To gauge the said right mindset, some conscientious recruiters depend on candidates’ responses on a value-centric questionnaire, etiquette at a downtown sit-down restaurant or feedback from references and previous employers. I particularly like the idea of recruiting from a pool of frequent volunteers within or without. Why? I believe it takes a lot of moral courage to continue to render good service to others without compulsion and compensation.
As many chief executives do, I often spend some time weighing the performance (or non performance) of my top executives against their pre-recruitment qualifications, experience, posture and promises.
In almost all cases, the top performers are the women and men with the right mindset and attitude toward our 107-year-old mission and the ever-increasing population – of homeless, hungry and hurting people – we serve.

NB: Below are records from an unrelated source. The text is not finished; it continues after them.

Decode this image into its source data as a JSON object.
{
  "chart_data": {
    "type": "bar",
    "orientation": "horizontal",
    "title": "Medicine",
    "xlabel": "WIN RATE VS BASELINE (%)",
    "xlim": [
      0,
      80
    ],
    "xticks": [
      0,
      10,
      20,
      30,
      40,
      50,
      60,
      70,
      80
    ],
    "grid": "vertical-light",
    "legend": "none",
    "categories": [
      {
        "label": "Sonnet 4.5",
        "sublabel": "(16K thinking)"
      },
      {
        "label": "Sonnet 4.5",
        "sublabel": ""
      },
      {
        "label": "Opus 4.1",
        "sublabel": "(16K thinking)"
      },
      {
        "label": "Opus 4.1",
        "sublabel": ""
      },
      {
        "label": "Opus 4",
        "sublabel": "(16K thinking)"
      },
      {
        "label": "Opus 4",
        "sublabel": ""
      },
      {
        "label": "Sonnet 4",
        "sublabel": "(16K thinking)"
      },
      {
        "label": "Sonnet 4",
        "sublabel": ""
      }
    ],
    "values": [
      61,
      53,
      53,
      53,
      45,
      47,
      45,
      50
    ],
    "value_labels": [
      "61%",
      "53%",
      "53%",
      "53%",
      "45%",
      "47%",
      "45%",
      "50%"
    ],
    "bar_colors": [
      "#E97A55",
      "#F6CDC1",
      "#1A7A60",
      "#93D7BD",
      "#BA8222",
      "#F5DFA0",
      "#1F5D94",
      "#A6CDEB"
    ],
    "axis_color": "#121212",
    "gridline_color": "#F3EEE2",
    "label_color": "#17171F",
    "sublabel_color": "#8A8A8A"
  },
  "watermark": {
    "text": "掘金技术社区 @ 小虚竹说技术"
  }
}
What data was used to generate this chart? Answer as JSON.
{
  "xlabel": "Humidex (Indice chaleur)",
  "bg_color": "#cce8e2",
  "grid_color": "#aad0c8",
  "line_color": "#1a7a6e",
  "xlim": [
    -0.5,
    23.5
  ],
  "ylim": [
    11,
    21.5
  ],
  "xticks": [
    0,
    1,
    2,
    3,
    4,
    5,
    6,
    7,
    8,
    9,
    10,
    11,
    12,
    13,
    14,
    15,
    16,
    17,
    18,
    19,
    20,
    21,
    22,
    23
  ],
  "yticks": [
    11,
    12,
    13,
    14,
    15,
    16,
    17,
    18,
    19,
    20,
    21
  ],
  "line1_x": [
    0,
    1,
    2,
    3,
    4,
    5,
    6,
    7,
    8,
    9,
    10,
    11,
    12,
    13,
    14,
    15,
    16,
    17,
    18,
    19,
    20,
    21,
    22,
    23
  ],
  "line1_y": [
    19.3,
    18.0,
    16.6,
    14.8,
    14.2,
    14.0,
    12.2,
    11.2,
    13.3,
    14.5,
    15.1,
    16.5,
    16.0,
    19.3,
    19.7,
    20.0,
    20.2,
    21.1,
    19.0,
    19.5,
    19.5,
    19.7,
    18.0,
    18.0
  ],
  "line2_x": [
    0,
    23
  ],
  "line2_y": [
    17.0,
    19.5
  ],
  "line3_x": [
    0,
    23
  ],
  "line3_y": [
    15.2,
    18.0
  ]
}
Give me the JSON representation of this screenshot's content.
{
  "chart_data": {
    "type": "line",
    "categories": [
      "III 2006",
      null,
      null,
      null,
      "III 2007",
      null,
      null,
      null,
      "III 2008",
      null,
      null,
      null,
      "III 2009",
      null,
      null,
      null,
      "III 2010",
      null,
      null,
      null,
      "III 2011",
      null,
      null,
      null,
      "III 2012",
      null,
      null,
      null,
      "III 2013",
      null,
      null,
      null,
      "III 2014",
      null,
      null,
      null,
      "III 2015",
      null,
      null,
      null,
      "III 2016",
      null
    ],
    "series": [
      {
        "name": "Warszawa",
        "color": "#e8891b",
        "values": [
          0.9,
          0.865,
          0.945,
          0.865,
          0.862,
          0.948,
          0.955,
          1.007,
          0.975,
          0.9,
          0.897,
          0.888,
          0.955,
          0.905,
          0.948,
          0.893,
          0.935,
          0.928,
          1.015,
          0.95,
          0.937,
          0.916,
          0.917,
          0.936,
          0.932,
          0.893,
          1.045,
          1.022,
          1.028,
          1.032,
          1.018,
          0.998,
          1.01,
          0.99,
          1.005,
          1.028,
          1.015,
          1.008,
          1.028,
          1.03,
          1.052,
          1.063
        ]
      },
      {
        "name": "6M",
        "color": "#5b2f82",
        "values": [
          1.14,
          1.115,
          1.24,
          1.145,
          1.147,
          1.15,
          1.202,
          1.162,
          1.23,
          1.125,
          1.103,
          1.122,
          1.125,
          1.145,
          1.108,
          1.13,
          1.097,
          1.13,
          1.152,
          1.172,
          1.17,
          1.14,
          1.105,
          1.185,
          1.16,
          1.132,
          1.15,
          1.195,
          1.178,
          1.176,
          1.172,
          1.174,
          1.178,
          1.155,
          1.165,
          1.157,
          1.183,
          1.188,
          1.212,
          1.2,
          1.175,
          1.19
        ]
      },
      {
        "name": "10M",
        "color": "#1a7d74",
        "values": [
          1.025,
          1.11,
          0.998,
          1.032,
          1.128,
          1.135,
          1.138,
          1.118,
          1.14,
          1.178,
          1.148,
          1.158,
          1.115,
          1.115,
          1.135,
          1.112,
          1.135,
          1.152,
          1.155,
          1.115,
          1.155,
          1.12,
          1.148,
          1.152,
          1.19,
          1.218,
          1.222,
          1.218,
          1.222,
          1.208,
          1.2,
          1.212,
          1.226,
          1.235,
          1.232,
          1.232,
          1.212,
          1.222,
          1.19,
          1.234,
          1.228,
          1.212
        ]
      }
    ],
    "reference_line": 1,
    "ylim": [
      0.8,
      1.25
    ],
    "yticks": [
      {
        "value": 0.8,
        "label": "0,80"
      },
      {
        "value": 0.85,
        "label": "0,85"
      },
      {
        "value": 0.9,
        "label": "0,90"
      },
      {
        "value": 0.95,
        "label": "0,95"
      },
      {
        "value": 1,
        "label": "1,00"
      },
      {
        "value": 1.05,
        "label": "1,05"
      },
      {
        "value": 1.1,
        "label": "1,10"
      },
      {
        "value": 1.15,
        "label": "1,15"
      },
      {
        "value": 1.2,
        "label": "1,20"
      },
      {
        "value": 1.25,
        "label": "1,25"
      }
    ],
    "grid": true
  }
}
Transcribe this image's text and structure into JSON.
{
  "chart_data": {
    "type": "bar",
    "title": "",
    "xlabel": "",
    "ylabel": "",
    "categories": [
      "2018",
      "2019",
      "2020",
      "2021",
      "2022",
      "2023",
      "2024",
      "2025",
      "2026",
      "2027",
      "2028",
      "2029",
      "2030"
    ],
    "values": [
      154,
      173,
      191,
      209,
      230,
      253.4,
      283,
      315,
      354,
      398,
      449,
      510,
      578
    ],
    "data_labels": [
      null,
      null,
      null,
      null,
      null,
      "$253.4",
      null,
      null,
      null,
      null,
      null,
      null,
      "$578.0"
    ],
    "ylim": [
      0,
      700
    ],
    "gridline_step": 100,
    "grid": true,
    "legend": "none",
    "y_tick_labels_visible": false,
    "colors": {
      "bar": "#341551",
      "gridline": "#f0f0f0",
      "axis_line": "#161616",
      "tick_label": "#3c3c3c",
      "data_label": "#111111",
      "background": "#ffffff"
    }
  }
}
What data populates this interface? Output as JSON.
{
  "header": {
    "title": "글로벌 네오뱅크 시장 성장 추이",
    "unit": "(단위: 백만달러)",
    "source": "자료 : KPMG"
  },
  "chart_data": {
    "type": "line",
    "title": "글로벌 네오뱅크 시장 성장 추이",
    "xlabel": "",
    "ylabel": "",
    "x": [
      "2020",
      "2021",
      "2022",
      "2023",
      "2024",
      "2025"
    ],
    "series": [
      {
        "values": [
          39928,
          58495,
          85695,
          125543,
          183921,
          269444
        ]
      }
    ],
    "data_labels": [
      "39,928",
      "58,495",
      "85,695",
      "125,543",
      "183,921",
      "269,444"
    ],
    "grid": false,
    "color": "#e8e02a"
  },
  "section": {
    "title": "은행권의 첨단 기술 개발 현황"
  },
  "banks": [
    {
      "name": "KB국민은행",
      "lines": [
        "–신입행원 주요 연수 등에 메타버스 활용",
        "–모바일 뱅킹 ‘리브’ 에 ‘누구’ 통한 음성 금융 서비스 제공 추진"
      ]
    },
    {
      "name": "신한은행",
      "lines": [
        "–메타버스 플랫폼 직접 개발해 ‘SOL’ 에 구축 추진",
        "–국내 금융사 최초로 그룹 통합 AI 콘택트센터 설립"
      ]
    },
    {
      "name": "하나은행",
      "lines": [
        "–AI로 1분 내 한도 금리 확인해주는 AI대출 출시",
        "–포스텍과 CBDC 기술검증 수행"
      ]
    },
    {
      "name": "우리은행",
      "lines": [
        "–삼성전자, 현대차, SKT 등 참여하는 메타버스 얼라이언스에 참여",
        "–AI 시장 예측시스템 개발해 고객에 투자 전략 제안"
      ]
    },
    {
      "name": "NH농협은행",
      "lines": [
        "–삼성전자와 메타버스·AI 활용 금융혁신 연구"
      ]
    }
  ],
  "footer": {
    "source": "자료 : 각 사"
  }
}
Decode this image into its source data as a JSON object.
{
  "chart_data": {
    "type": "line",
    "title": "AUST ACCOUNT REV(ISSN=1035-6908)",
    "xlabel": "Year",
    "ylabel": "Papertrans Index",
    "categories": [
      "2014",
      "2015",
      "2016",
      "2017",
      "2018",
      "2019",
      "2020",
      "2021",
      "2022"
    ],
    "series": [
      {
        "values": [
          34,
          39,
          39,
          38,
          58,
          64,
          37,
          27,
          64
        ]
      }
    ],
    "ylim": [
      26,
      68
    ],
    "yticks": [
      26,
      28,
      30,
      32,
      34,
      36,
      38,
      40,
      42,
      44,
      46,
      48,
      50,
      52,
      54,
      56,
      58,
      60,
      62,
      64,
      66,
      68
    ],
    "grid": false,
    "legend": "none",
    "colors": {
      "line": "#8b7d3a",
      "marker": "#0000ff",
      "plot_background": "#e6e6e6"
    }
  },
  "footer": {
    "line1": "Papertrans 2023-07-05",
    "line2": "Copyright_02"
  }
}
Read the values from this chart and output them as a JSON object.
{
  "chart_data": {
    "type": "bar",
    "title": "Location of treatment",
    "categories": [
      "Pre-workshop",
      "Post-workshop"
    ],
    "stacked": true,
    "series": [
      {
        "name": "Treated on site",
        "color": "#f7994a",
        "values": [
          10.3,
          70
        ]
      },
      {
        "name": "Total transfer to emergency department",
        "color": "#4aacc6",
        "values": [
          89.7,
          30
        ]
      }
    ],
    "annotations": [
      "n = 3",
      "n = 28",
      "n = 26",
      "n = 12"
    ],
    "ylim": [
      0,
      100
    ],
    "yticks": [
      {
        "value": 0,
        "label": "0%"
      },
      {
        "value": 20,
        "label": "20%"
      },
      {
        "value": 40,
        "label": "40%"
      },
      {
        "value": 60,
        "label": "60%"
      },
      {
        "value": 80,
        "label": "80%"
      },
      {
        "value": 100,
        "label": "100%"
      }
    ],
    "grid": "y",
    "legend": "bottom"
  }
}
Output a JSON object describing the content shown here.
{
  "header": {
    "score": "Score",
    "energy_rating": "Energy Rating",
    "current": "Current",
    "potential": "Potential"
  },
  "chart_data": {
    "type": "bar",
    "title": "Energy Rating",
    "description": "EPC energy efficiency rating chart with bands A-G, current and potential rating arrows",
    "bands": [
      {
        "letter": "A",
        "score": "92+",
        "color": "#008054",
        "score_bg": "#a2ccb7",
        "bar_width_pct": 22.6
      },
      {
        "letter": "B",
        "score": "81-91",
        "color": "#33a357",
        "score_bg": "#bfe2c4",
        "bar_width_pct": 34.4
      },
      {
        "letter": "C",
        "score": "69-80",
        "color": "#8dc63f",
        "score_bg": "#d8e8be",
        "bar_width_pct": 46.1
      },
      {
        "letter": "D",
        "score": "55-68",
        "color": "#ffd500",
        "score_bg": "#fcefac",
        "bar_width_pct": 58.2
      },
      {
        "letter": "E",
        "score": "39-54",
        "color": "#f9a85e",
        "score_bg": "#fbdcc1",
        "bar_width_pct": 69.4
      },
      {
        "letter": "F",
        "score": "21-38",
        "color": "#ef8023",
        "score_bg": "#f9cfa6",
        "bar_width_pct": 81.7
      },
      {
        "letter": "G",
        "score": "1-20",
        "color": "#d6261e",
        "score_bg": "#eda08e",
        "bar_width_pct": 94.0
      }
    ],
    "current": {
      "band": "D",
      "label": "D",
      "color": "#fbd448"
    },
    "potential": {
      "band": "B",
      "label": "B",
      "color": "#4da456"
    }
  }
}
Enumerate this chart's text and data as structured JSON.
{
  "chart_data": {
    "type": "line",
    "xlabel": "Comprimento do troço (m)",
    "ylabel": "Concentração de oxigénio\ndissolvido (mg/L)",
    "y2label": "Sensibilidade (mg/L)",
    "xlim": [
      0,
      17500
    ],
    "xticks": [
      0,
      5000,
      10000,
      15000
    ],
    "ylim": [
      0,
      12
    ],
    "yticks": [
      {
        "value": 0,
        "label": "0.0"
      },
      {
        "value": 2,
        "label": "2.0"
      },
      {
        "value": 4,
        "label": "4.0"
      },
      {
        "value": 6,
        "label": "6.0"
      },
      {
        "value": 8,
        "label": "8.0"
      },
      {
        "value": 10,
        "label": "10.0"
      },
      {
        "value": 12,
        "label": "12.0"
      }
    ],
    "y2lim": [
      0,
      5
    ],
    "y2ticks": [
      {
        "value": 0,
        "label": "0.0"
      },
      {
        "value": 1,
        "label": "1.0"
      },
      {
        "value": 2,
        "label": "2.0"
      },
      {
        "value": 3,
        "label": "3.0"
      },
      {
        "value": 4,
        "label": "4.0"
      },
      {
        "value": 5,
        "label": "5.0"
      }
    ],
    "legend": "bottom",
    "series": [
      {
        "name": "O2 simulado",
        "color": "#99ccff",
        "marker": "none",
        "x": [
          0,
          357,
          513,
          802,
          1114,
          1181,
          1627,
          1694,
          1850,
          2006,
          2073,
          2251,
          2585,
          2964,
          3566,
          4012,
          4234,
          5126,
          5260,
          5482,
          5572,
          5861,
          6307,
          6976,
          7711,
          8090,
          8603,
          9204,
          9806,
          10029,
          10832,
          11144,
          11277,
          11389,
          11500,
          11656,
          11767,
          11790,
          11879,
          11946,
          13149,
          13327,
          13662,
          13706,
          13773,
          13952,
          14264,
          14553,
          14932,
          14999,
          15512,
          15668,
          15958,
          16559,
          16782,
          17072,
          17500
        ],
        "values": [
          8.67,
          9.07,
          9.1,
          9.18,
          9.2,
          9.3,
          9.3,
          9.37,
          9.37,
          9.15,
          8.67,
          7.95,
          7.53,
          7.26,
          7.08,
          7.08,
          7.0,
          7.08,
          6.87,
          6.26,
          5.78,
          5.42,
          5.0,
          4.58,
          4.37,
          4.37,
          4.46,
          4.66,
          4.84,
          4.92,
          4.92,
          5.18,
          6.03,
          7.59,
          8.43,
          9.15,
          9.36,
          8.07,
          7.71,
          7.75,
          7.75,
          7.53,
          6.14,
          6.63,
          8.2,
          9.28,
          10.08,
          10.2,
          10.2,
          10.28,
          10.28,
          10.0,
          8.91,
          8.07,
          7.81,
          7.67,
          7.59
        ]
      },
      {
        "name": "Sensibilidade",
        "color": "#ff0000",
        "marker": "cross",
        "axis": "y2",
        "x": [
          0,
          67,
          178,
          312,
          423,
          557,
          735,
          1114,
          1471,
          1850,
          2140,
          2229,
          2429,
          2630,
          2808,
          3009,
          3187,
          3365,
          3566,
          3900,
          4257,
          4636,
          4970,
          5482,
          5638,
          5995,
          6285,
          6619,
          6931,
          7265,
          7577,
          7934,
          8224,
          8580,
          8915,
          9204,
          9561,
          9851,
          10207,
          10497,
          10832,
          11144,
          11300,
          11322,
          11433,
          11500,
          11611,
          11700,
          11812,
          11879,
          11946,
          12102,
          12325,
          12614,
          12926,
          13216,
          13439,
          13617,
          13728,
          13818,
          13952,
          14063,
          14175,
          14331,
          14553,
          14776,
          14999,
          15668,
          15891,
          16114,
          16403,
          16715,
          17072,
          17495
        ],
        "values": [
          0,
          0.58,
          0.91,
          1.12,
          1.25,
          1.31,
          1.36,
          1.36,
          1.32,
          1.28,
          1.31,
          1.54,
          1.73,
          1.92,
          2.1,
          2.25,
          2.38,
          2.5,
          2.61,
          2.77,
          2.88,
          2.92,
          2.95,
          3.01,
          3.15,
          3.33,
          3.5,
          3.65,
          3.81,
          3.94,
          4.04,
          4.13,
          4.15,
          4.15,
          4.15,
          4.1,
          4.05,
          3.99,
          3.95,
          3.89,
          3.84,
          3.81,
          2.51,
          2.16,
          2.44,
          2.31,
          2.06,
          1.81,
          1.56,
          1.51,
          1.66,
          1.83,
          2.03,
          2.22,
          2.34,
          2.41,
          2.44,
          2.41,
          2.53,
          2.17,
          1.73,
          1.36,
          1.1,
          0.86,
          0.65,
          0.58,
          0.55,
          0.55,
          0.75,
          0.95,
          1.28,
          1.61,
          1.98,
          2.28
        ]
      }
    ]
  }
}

Those top performers are usually selfless self-starters. They need minimal supervision. They don’t just pretend to do the job when they think I am “looking” and then gallivant when I am away meeting with potential and existing donors and partners.
Instead, they demonstrate their deep sense of commitment and dedication to the job they are paid to do. And without singing their own praise at every turn, they let their accountability-in-action speak for them; accountability not only to their supervisor but also to their good conscience and most importantly the Almighty God, who, unlike mortal me, is everywhere at the same time, and sees what they do when nobody is watching.
Top performance anywhere is mostly a function of good character, and, in the timeless words of Dwight L. Moody, “character is what you are in the dark.” An insincere and corner-cutting person with top degrees and long-winded work experience will likely underperform “in the dark” where there might be no immediate glory or gain. That’s not right.
So, “Whatever you do, work at it with all your heart, as working for the Lord, not for human masters.” So says Paul in Colossians 3: 23.
As for me, I say to you, my friends, get all the big qualifications and big experiences you can but NEVER FORGET to develop your character because it is your biggest and best asset.